Using an ensemble modeling to predict the potential distribution and habitat suitability of caracal (Caracal caracal) in southwestern Iran

Anthropogenic activities and climate change are degrading wildlife habitats, making it crucial to assess suitability of remaining habitat for effective conservation and management of threatened wildlife. This study aimed to determine the variables influencing habitat selection and spatial distribution of caracal (Caracal caracal) in southwestern Iran from 2019 to 2020. Ensembles of Small Models (ESM) were used based on eight species distribution models that included a combination of statistical and machine learning methods (GLM, CTA, FDA, GBM, ANN, MARS, RF, and MaxEnt). The outputs of two ensemble models were hybridized by simple averaging.

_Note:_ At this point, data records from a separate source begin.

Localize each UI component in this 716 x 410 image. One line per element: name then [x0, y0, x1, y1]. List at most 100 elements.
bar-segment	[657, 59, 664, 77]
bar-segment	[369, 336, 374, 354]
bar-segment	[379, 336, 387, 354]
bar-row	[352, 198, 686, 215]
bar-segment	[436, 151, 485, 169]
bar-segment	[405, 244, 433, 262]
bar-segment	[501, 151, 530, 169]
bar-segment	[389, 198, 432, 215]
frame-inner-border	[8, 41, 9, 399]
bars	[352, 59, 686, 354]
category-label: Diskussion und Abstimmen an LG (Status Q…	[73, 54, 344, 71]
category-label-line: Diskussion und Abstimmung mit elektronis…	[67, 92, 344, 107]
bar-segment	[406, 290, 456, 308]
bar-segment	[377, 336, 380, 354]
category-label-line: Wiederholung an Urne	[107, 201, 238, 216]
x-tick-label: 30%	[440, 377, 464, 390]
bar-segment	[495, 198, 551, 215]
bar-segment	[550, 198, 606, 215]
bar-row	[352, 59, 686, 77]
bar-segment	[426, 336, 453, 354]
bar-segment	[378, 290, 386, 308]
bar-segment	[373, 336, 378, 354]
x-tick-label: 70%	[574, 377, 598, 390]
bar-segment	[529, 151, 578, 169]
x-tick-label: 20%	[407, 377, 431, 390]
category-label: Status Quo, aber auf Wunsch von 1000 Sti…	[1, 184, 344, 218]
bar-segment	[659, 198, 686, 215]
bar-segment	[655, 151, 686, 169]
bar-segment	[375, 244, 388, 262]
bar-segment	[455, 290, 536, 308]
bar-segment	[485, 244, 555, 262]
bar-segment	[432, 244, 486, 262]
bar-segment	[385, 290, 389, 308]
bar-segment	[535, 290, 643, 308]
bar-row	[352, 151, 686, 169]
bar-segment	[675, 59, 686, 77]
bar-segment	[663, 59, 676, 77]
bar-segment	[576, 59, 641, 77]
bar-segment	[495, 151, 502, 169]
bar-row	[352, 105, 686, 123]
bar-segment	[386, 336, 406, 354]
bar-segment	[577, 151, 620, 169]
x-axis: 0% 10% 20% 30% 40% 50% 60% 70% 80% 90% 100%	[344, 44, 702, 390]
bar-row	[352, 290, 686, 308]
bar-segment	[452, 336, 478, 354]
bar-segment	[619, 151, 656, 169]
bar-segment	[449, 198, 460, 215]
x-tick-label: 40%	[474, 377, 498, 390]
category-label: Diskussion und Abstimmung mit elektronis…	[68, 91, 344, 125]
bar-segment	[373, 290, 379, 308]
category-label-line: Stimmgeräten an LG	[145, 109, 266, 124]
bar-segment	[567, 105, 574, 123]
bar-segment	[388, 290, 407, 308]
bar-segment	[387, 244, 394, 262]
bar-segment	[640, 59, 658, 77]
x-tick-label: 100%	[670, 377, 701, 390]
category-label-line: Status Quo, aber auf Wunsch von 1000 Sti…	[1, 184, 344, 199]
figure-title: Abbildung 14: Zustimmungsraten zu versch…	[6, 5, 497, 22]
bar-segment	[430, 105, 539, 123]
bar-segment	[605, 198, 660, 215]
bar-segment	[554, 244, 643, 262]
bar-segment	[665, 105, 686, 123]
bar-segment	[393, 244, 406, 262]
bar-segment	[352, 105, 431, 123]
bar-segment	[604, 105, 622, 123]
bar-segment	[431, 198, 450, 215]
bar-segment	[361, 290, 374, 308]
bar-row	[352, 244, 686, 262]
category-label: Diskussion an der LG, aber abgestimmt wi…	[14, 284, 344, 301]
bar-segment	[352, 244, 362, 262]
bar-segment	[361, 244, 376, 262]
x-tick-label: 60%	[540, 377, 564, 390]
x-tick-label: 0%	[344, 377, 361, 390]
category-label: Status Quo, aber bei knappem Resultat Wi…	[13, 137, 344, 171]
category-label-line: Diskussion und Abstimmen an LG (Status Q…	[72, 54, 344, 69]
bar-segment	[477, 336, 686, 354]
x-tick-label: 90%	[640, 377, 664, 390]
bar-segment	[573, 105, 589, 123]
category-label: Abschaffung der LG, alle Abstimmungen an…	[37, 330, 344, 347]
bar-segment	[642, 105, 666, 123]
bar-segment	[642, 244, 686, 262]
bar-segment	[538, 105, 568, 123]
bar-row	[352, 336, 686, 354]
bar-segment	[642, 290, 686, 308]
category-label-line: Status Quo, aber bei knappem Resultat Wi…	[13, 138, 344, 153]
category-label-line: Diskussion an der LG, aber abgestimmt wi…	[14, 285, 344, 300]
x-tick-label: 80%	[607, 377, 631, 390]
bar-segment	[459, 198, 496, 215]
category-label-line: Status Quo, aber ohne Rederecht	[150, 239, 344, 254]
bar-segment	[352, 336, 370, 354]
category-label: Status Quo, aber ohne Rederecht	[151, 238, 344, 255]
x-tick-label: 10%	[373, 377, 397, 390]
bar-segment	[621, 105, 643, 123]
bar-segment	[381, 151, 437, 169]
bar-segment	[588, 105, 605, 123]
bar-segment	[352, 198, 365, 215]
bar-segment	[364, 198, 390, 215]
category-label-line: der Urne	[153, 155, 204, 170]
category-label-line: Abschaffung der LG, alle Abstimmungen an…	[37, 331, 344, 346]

In ESM 1, distance to water resources was used as a representative of environmental variables and in ESM 2, annual precipitation was used as a representative of bioclimatic variables. In both ESMs, these variables were combined with ecological variables such as the distribution of wild goat (Capra aegagrus) and livestock. The average importance of the model variables for ESM 1 and ESM 2 showed that the distribution of wild goat and livestock were the most important factors in predicting suitable habitat for caracals, respectively. Habitat suitability was higher close to the distribution of wild goat and livestock, near water sources and during periods of higher precipitation. Probabilistic predictions of caracal presence based on the hybridization of ESM 1 and ESM 2 suggest that only 1.3 % (206 ha) of the study area was highly suitable habitat, while 58.4 % (9570 ha) was unsuitable. Based on the ensemble of binary presence-absence maps, caracals were certainly absent in 76.2 % (12,490 ha) of the area, while their presence was uncertain in 21.6 % (3536 ha). The presence of caracals was certain in 2.2 % (363 ha) of the study area. Awareness of the habitat and distribution of caracal can help to make better decisions towards conservation and management and also reduce its conflict with humans.